David Brooks has comments on government in the car business.

… the president certainly acted tough on Monday. In a show of force, he released plans from his Office of People Who Are Much Smarter Than You Are. These plans insert the government into the car business in all sorts of ways. They pick winners (new C.E.O. Fritz Henderson) and losers (Rick Wagoner). They basically send Chrysler off into the sunset. Joe Biden will be doing car commercials within weeks.

The Obama team also raised the bankruptcy specter more explicitly than ever before. Even more tellingly, the administration moved to “stand behind” the companies’ service warranties. That lays the groundwork for a bankruptcy procedure and should be a sharp shock to Detroit.

And yet by enmeshing the White House so deeply into G.M., Obama has increased the odds that March’s menacing threat will lead to June’s wobbly wiggle-out. The Obama administration and the Democratic Party are now completely implicated in the coming G.M. wreck. Over the next few months, the White House will be subject to a gigantic lobbying barrage. The Midwestern delegations, swing states all, will pull out all the stops to prevent plant foreclosures. Unions will be furious if the Obama-run company rips up the union contract. Is the White House ready for the headline “Obama to Middle America: Drop Dead”? It would take a party with a political death wish to see this through. …

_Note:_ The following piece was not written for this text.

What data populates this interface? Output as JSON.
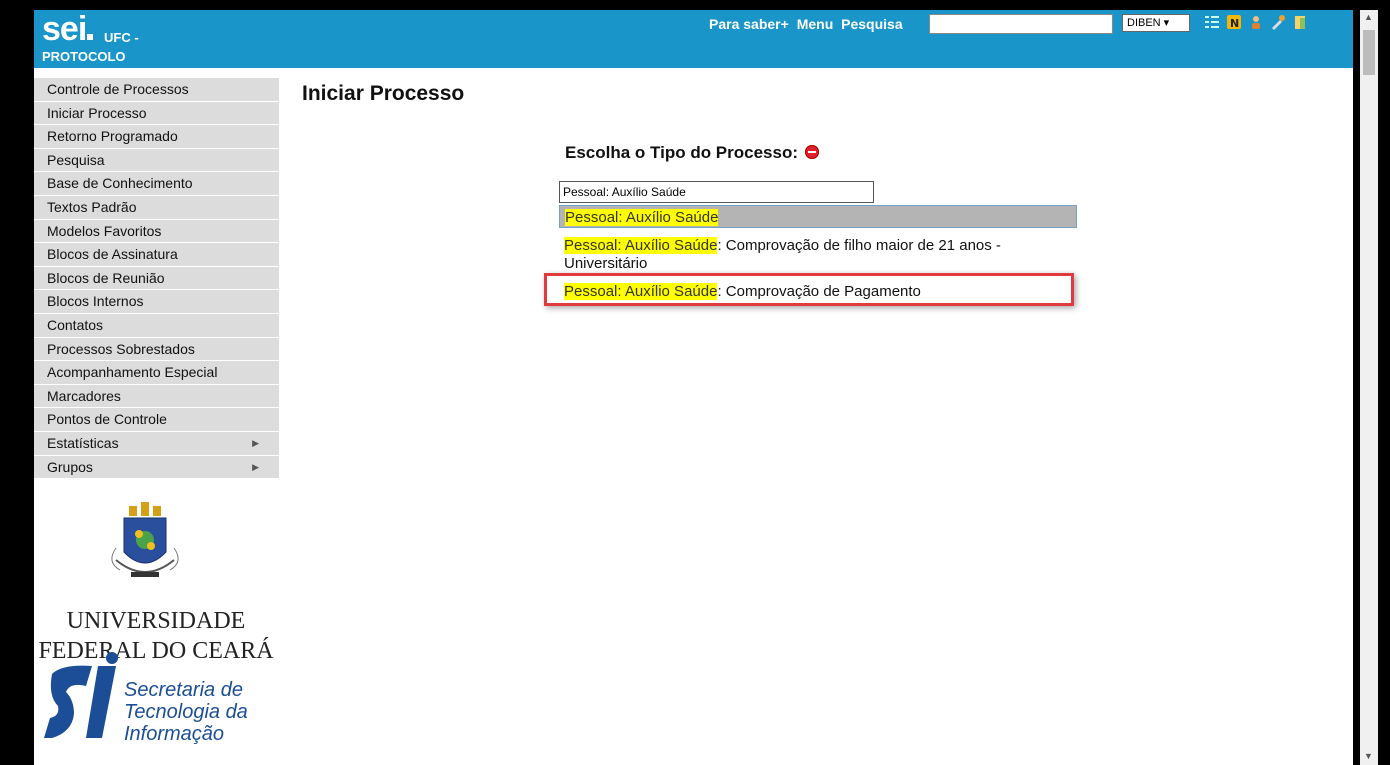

Jonah Goldberg and Mark Steyn have Corner posts on the auto industry. Steyn;

Incidentally, the government “overhaul” of GM is a useful shorthand for where we’re heading:

The first quid pro quo for the government giving you money (or “investing”, as President Obama and David Brooks say) is that it gets to regulate your behavior. Not just who sits on your board or (see Sarkozy last week) where your factory has to be. When the government “pays” for your health care, it reserves the right to deny (as in parts of Britain) heart disease treatment for smokers or hip replacement for the obese. Why be surprised? When the state’s “paying” for your health, your lifestyle directly impacts its “investment.”

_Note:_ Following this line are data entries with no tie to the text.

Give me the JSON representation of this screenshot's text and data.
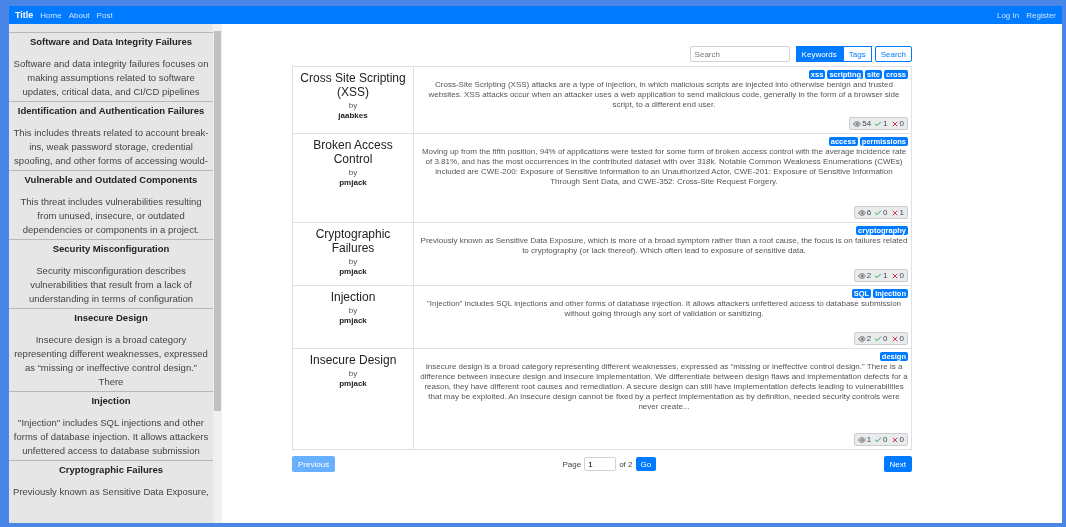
{
  "navbar": {
    "brand": "Title",
    "links": [
      "Home",
      "About",
      "Post"
    ],
    "right_links": [
      "Log In",
      "Register"
    ]
  },
  "sidebar": {
    "items": [
      {
        "title": "Software and Data Integrity Failures",
        "text": "Software and data integrity failures focuses on making assumptions related to software updates, critical data, and CI/CD pipelines"
      },
      {
        "title": "Identification and Authentication Failures",
        "text": "This includes threats related to account break-ins, weak password storage, credential spoofing, and other forms of accessing would-"
      },
      {
        "title": "Vulnerable and Outdated Components",
        "text": "This threat includes vulnerabilities resulting from unused, insecure, or outdated dependencies or components in a project."
      },
      {
        "title": "Security Misconfiguration",
        "text": "Security misconfiguration describes vulnerabilities that result from a lack of understanding in terms of configuration"
      },
      {
        "title": "Insecure Design",
        "text": "Insecure design is a broad category representing different weaknesses, expressed as “missing or ineffective control design.” There"
      },
      {
        "title": "Injection",
        "text": "\"Injection\" includes SQL injections and other forms of database injection. It allows attackers unfettered access to database submission"
      },
      {
        "title": "Cryptographic Failures",
        "text": "Previously known as Sensitive Data Exposure,"
      }
    ]
  },
  "search": {
    "placeholder": "Search",
    "modes": [
      {
        "label": "Keywords",
        "selected": true
      },
      {
        "label": "Tags",
        "selected": false
      }
    ],
    "button": "Search"
  },
  "posts": [
    {
      "title": "Cross Site Scripting (XSS)",
      "by": "by",
      "author": "jaabkes",
      "tags": [
        "xss",
        "scripting",
        "site",
        "cross"
      ],
      "text": "Cross-Site Scripting (XSS) attacks are a type of injection, in which malicious scripts are injected into otherwise benign and trusted websites. XSS attacks occur when an attacker uses a web application to send malicious code, generally in the form of a browser side script, to a different end user.",
      "views": "54",
      "up": "1",
      "down": "0"
    },
    {
      "title": "Broken Access Control",
      "by": "by",
      "author": "pmjack",
      "tags": [
        "access",
        "permissions"
      ],
      "text": "Moving up from the fifth position, 94% of applications were tested for some form of broken access control with the average incidence rate of 3.81%, and has the most occurrences in the contributed dataset with over 318k. Notable Common Weakness Enumerations (CWEs) included are CWE-200: Exposure of Sensitive Information to an Unauthorized Actor, CWE-201: Exposure of Sensitive Information Through Sent Data, and CWE-352: Cross-Site Request Forgery.",
      "views": "6",
      "up": "0",
      "down": "1"
    },
    {
      "title": "Cryptographic Failures",
      "by": "by",
      "author": "pmjack",
      "tags": [
        "cryptography"
      ],
      "text": "Previously known as Sensitive Data Exposure, which is more of a broad symptom rather than a root cause, the focus is on failures related to cryptography (or lack thereof). Which often lead to exposure of sensitive data.",
      "views": "2",
      "up": "1",
      "down": "0"
    },
    {
      "title": "Injection",
      "by": "by",
      "author": "pmjack",
      "tags": [
        "SQL",
        "Injection"
      ],
      "text": "\"Injection\" includes SQL injections and other forms of database injection. It allows attackers unfettered access to database submission without going through any sort of validation or sanitizing.",
      "views": "2",
      "up": "0",
      "down": "0"
    },
    {
      "title": "Insecure Design",
      "by": "by",
      "author": "pmjack",
      "tags": [
        "design"
      ],
      "text": "Insecure design is a broad category representing different weaknesses, expressed as “missing or ineffective control design.” There is a difference between insecure design and insecure implementation. We differentiate between design flaws and implementation defects for a reason, they have different root causes and remediation. A secure design can still have implementation defects leading to vulnerabilities that may be exploited. An insecure design cannot be fixed by a perfect implementation as by definition, needed security controls were never create...",
      "views": "1",
      "up": "0",
      "down": "0"
    }
  ],
  "pagination": {
    "previous": {
      "label": "Previous",
      "disabled": true
    },
    "page_label": "Page",
    "page": "1",
    "of": "of 2",
    "go": "Go",
    "next": {
      "label": "Next",
      "disabled": false
    }
  }
}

The next stage is that, having gotten you used to having your behavior regulated, the state advances to approving not just what you do but what you’re allowed to read, see, hear, think: See the “Canadian Content” regulations up north, and the enforcers of the “human rights” commissions. Or Britain’s recent criminalization of “homophobic jokes.”

You’d be surprised how painlessly and smoothly once-free peoples slip from government “investing” to government control.